This traditional Middle Eastern dish has a lovely fresh, zesty and herby summer flavour. Our recipe adds brinjals, cauliflower and lean ostrich meat to the mix, turning it into a wholesome weeknight dinner.
SERVES 4 // COOKING TIME 45 mins
2 brinjals, chopped
1 cauliflower, broken into florets
½ cup olive oil
Salt and pepper
1 cup bulgar wheat
¼ cup lemon juice
500g ostrich steak, cut into strips and seasoned
5 spring onions, chopped
¼ cup parsley, chopped
¼ cup mint, chopped
1 cucumber, diced
150g cherry tomatoes, halved
Microherbs, to garnish
1. Preheat oven to 180°C.
2. In a roasting dish, toss the brinjal and cauliflower in ¼ cup of the olive oil and season. Roast in the oven for 35 minutes, until golden brown and cooked through.

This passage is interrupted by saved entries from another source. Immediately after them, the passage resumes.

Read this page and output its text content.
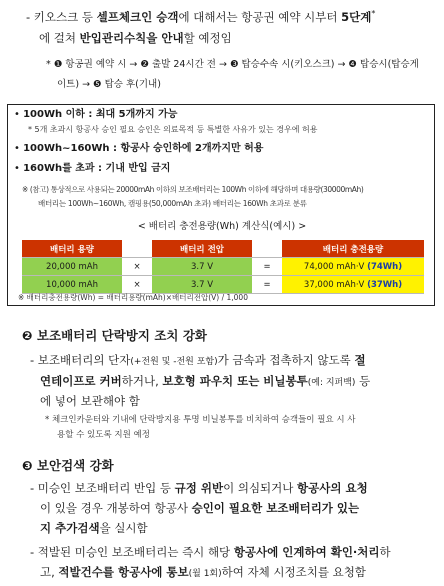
- 키오스크 등 셀프체크인 승객에 대해서는 항공권 예약 시부터 5단계*
에 걸쳐 반입관리수칙을 안내할 예정임
* ❶ 항공권 예약 시 → ❷ 출발 24시간 전 → ❸ 탑승수속 시(키오스크) → ❹ 탑승시(탑승게
이트) → ❺ 탑승 후(기내)
• 100Wh 이하 : 최대 5개까지 가능
* 5개 초과시 항공사 승인 필요 승인은 의료목적 등 특별한 사유가 있는 경우에 허용
• 100Wh~160Wh : 항공사 승인하에 2개까지만 허용
• 160Wh를 초과 : 기내 반입 금지
※ (참고) 통상적으로 사용되는 20000mAh 이하의 보조배터리는 100Wh 이하에 해당하며 대용량(30000mAh)
배터리는 100Wh~160Wh, 캠핑용(50,000mAh 초과) 배터리는 160Wh 초과로 분류
< 배터리 충전용량(Wh) 계산식(예시) >
배터리 용량		배터리 전압		배터리 충전용량
20,000 mAh	×	3.7 V	=	74,000 mAh·V (74Wh)
10,000 mAh	×	3.7 V	=	37,000 mAh·V (37Wh)
※ 배터리충전용량(Wh) = 배터리용량(mAh)×배터리전압(V) / 1,000
❷ 보조배터리 단락방지 조치 강화
- 보조배터리의 단자(+전원 및 -전원 포함)가 금속과 접촉하지 않도록 절
연테이프로 커버하거나, 보호형 파우치 또는 비닐봉투(예: 지퍼백) 등
에 넣어 보관해야 함
* 체크인카운터와 기내에 단락방지용 투명 비닐봉투를 비치하여 승객들이 필요 시 사
용할 수 있도록 지원 예정
❸ 보안검색 강화
- 미승인 보조배터리 반입 등 규정 위반이 의심되거나 항공사의 요청
이 있을 경우 개봉하여 항공사 승인이 필요한 보조배터리가 있는
지 추가검색을 실시함
- 적발된 미승인 보조배터리는 즉시 해당 항공사에 인계하여 확인·처리하
고, 적발건수를 항공사에 통보(월 1회)하여 자체 시정조치를 요청함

3. Place the bulgar wheat in a large bowl and add 1½ cups boiling water, the lemon juice, 3 tbsp of the olive oil and 1½ tsp salt. Stir, then allow to stand for 30 minutes.
4. Heat the remaining olive oil in a frying pan over high heat, then fry the ostrich strips. Add to the bulgar.
5. Add the spring onions, parsley, mint, cucumber, tomatoes, brinjal and cauliflower, then season. Toss the tabbouleh to mix. Garnish with microherbs and serve.